On 13/04/14 19:45, Heyns Emiliano wrote:
On a different tack, I am slowly starting to figure out what the
various
command line calls mean in the HOWTOs that are available, and the
scripts that I've assembled, but this one still eludes me:
syncevolution --configure sync=two-way uri=calendar Exchange@Local calendar
From what I can gather, this sets the properties on Xmn entries (because
only Xmn have these properties). But Exchange and Local are contexts;
the synopsis says this is a 'config', which I take to be a Sync Config
(which I've dubbed 'Peer' above), so I could imagine it'd set these
properties on an Xmn described by either m = <some peer inside Exchange>
or <some peer inside Local> and n = 'calendar' (a source in either
Exchange or Local), but I don't understand how SE figures out which peer
in which context, and how it figures out which context it should choose
source 'calendar' from.
That is my fault, for causing confusion. Although @Exchange is, indeed,
a context, the name "Exchange" is not being used to mean that in this
command. "Exchange" is, in this case, also the name I used for the peer
config within the @Local context. Two different entities (of different
types) with similar names. And completely unrelated as far as SE is
concerned (they get linked later by using the local:// url).

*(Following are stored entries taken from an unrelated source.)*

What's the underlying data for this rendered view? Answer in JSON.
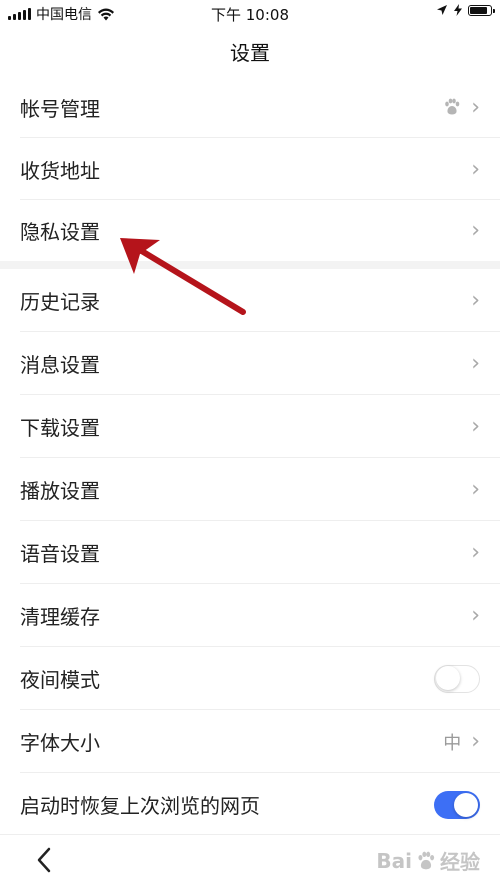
{
  "status_bar": {
    "carrier": "中国电信",
    "time": "下午 10:08"
  },
  "header": {
    "title": "设置"
  },
  "groups": [
    {
      "items": [
        {
          "label": "帐号管理",
          "right": "paw-icon"
        },
        {
          "label": "收货地址"
        },
        {
          "label": "隐私设置"
        }
      ]
    },
    {
      "items": [
        {
          "label": "历史记录"
        },
        {
          "label": "消息设置"
        },
        {
          "label": "下载设置"
        },
        {
          "label": "播放设置"
        },
        {
          "label": "语音设置"
        },
        {
          "label": "清理缓存"
        },
        {
          "label": "夜间模式",
          "toggle": false
        },
        {
          "label": "字体大小",
          "value": "中"
        },
        {
          "label": "启动时恢复上次浏览的网页",
          "toggle": true
        }
      ]
    }
  ],
  "colors": {
    "toggle_on": "#3d6ff5",
    "annotation_arrow": "#b5141b"
  },
  "watermark": {
    "text": "Bai",
    "suffix": "经验"
  }
}
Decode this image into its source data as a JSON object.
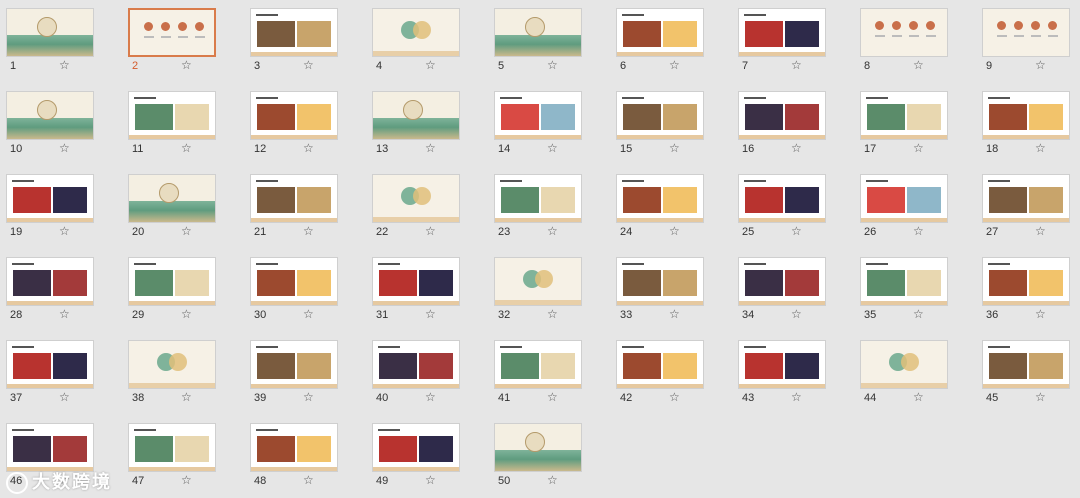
{
  "slides": [
    {
      "num": "1",
      "type": "title"
    },
    {
      "num": "2",
      "type": "toc"
    },
    {
      "num": "3",
      "type": "text-photo"
    },
    {
      "num": "4",
      "type": "circle"
    },
    {
      "num": "5",
      "type": "section"
    },
    {
      "num": "6",
      "type": "text-photo"
    },
    {
      "num": "7",
      "type": "text-photo"
    },
    {
      "num": "8",
      "type": "icons"
    },
    {
      "num": "9",
      "type": "panels"
    },
    {
      "num": "10",
      "type": "section"
    },
    {
      "num": "11",
      "type": "text-photo"
    },
    {
      "num": "12",
      "type": "text-photo"
    },
    {
      "num": "13",
      "type": "section"
    },
    {
      "num": "14",
      "type": "photo"
    },
    {
      "num": "15",
      "type": "photo"
    },
    {
      "num": "16",
      "type": "photo"
    },
    {
      "num": "17",
      "type": "photo"
    },
    {
      "num": "18",
      "type": "photo"
    },
    {
      "num": "19",
      "type": "photo"
    },
    {
      "num": "20",
      "type": "section"
    },
    {
      "num": "21",
      "type": "photo"
    },
    {
      "num": "22",
      "type": "circle"
    },
    {
      "num": "23",
      "type": "photo"
    },
    {
      "num": "24",
      "type": "photo"
    },
    {
      "num": "25",
      "type": "photo"
    },
    {
      "num": "26",
      "type": "photo"
    },
    {
      "num": "27",
      "type": "photo"
    },
    {
      "num": "28",
      "type": "photo"
    },
    {
      "num": "29",
      "type": "photo"
    },
    {
      "num": "30",
      "type": "photo"
    },
    {
      "num": "31",
      "type": "photo"
    },
    {
      "num": "32",
      "type": "circle"
    },
    {
      "num": "33",
      "type": "photo"
    },
    {
      "num": "34",
      "type": "photo"
    },
    {
      "num": "35",
      "type": "photo"
    },
    {
      "num": "36",
      "type": "photo"
    },
    {
      "num": "37",
      "type": "photo"
    },
    {
      "num": "38",
      "type": "circle"
    },
    {
      "num": "39",
      "type": "photo"
    },
    {
      "num": "40",
      "type": "photo"
    },
    {
      "num": "41",
      "type": "photo"
    },
    {
      "num": "42",
      "type": "photo"
    },
    {
      "num": "43",
      "type": "photo"
    },
    {
      "num": "44",
      "type": "circle"
    },
    {
      "num": "45",
      "type": "photo"
    },
    {
      "num": "46",
      "type": "photo"
    },
    {
      "num": "47",
      "type": "photo"
    },
    {
      "num": "48",
      "type": "photo"
    },
    {
      "num": "49",
      "type": "photo"
    },
    {
      "num": "50",
      "type": "end"
    }
  ],
  "selected_slide": "2",
  "star_icon": "☆",
  "watermark": "大数跨境",
  "colors": {
    "selected_border": "#d97b4a",
    "selected_number": "#d45a2a"
  }
}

But I always think of the peer config as pointing to the peer. So, in
my mind, I tend to name the peer config in one context with the same
name as the context name it will eventually link to. But I probably
shouldn't have done that in the example, to avoid confusion.
It might be useful to always include the @ at the front of names of
contexts, to reduce this confusion. There is nowhere in the command
line where the context name ("Local") can appear without the @ in front
-- so you may as well consider the @ part of the name.